Shortly after that, she began her PhD in population and public health. Her dissertation focused on finding early indicators of children’s social and emotional development at the time they entered school. Her objective? To see how these indicators related to the children’s future mental health and well-being, using both public health administrative data and also children’s self-reports.
“One of the main takeaways was that more than 40% of children entering the school system were showing up with relative social-emotional vulnerabilities,” she said, citing higher than average scores for issues such as anxiety or hyperactivity.
Following graduation, Thomson did a post-doc in Melbourne, Australia, where she worked at Deakin University with a group studying the social factors and conditions that predict child and youth mental health. There, she was helping to investigate one of the earliest origins of childhood mental health challenges – among the parent’s generation. “We suspect there are multiple pathways between generations,” she says. “It can be genetic, but it can also be psychological and social.”
But, caught in the crosshairs of the Covid pandemic, Thomson returned to Canada earlier than expected, in 2020. She transferred back to HELP and began looking at mental health outcomes among subgroups that might have experienced inequities, including children who came to Canada as immigrants or refugees. She also studied the impacts of the pandemic on child and youth mental health, including working with the Canadian Mental Health Association, the BC Ministry of Education and the BC Teachers’ Federation.
Most recently, she worked at the BC Centre for Disease Control as an evaluation specialist with the population and public health team. “This was a great opportunity to apply my skills in evaluating programs and initiatives that are trying to address underlying social factors — such as food insecurity — that influence population health,” she said.

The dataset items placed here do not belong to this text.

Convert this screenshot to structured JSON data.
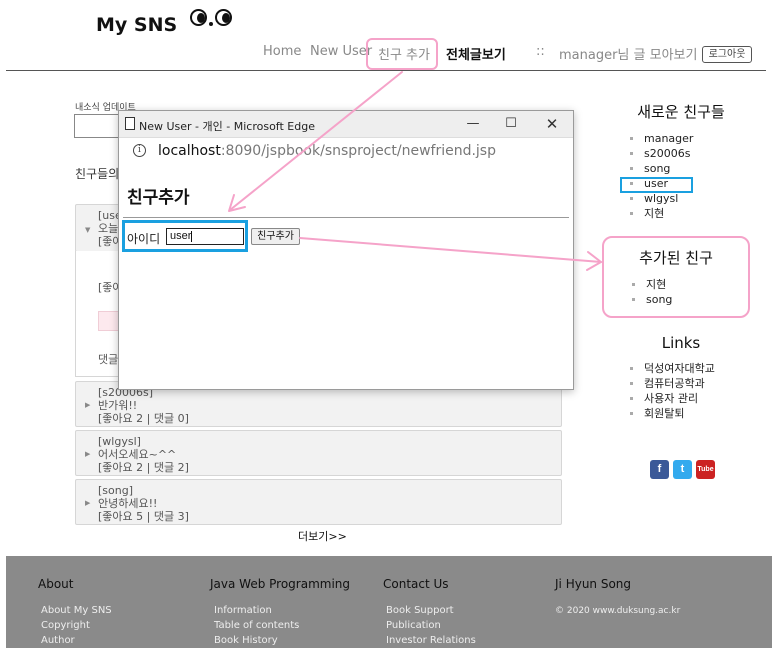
{
  "header": {
    "logo_text": "My SNS",
    "nav": {
      "home": "Home",
      "new_user": "New User",
      "add_friend": "친구 추가",
      "all_posts": "전체글보기",
      "separator": "::",
      "user_posts": "manager님 글 모아보기",
      "logout": "로그아웃"
    }
  },
  "main": {
    "update_label": "내소식 업데이트",
    "friends_title_fragment": "친구들의",
    "expanded_post": {
      "author_fragment": "[use",
      "text_fragment": "오늘",
      "meta_fragment": "[좋아",
      "likes_fragment": "[좋아",
      "comments_fragment": "댓글"
    },
    "posts": [
      {
        "author": "[s20006s]",
        "text": "반가워!!",
        "meta": "[좋아요 2 | 댓글 0]"
      },
      {
        "author": "[wlgysl]",
        "text": "어서오세요~^^",
        "meta": "[좋아요 2 | 댓글 2]"
      },
      {
        "author": "[song]",
        "text": "안녕하세요!!",
        "meta": "[좋아요 5 | 댓글 3]"
      }
    ],
    "more": "더보기>>"
  },
  "sidebar": {
    "new_friends_title": "새로운 친구들",
    "new_friends": [
      "manager",
      "s20006s",
      "song",
      "user",
      "wlgysl",
      "지현"
    ],
    "added_title": "추가된 친구",
    "added_friends": [
      "지현",
      "song"
    ],
    "links_title": "Links",
    "links": [
      "덕성여자대학교",
      "컴퓨터공학과",
      "사용자 관리",
      "회원탈퇴"
    ],
    "social": [
      "f",
      "t",
      "Tube"
    ]
  },
  "popup": {
    "window_title": "New User - 개인 - Microsoft Edge",
    "url_host": "localhost",
    "url_rest": ":8090/jspbook/snsproject/newfriend.jsp",
    "heading": "친구추가",
    "id_label": "아이디",
    "id_value": "user",
    "add_button": "친구추가"
  },
  "footer": {
    "columns": [
      {
        "title": "About",
        "links": [
          "About My SNS",
          "Copyright",
          "Author"
        ]
      },
      {
        "title": "Java Web Programming",
        "links": [
          "Information",
          "Table of contents",
          "Book History"
        ]
      },
      {
        "title": "Contact Us",
        "links": [
          "Book Support",
          "Publication",
          "Investor Relations"
        ]
      },
      {
        "title": "Ji Hyun Song",
        "links": [
          "© 2020 www.duksung.ac.kr"
        ]
      }
    ]
  },
  "colors": {
    "annotation_pink": "#f5a3c9",
    "annotation_blue": "#1aa0e0",
    "footer_bg": "#8a8a8a"
  }
}
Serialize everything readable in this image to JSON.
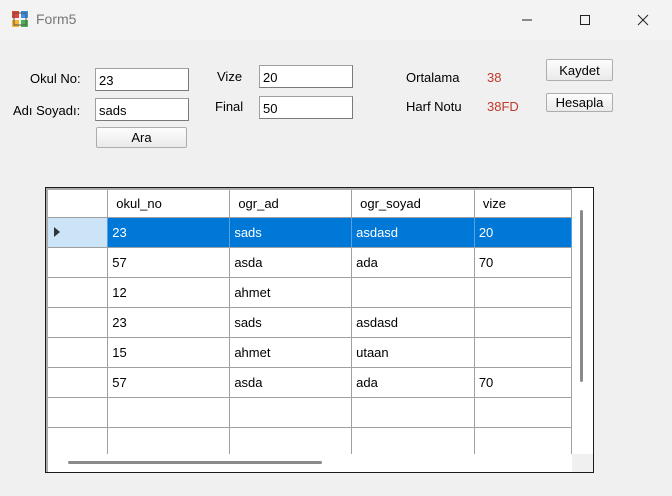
{
  "window": {
    "title": "Form5",
    "icon": "winforms-app-icon"
  },
  "form": {
    "okul_no_label": "Okul No:",
    "okul_no_value": "23",
    "adi_soyadi_label": "Adı Soyadı:",
    "adi_soyadi_value": "sads",
    "ara_label": "Ara",
    "vize_label": "Vize",
    "vize_value": "20",
    "final_label": "Final",
    "final_value": "50",
    "ortalama_label": "Ortalama",
    "ortalama_value": "38",
    "harf_notu_label": "Harf Notu",
    "harf_notu_value": "38FD",
    "kaydet_label": "Kaydet",
    "hesapla_label": "Hesapla",
    "result_color": "#c0392b"
  },
  "grid": {
    "columns": [
      "okul_no",
      "ogr_ad",
      "ogr_soyad",
      "vize"
    ],
    "rows": [
      [
        "23",
        "sads",
        "asdasd",
        "20"
      ],
      [
        "57",
        "asda",
        "ada",
        "70"
      ],
      [
        "12",
        "ahmet",
        "",
        ""
      ],
      [
        "23",
        "sads",
        "asdasd",
        ""
      ],
      [
        "15",
        "ahmet",
        "utaan",
        ""
      ],
      [
        "57",
        "asda",
        "ada",
        "70"
      ],
      [
        "",
        "",
        "",
        ""
      ],
      [
        "",
        "",
        "",
        ""
      ]
    ],
    "selected_row": 0,
    "selection_color": "#0078d7"
  }
}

But when an opportunity arose with the Children’s Health Policy Centre, Thomson leapt at the chance. “I’ve always been interested in the intersection between research and policy and practice,” she says. “What drew me to the CHPC was the alignment of our goals. I’m especially interested in opportunities to intervene earlier when interventions are more likely to be effective.”
Right now, she’s developing her research and teaching portfolios and making plans for grant applications. She’s also going to be joining Charlotte Waddell and Nicole Catherine on SFU’s developmental trajectories research challenge team, for the Faculty of Health Sciences.
“I think we share the same goals,” she says. “Our focus is on improving well-being for all children and doing it through policy.”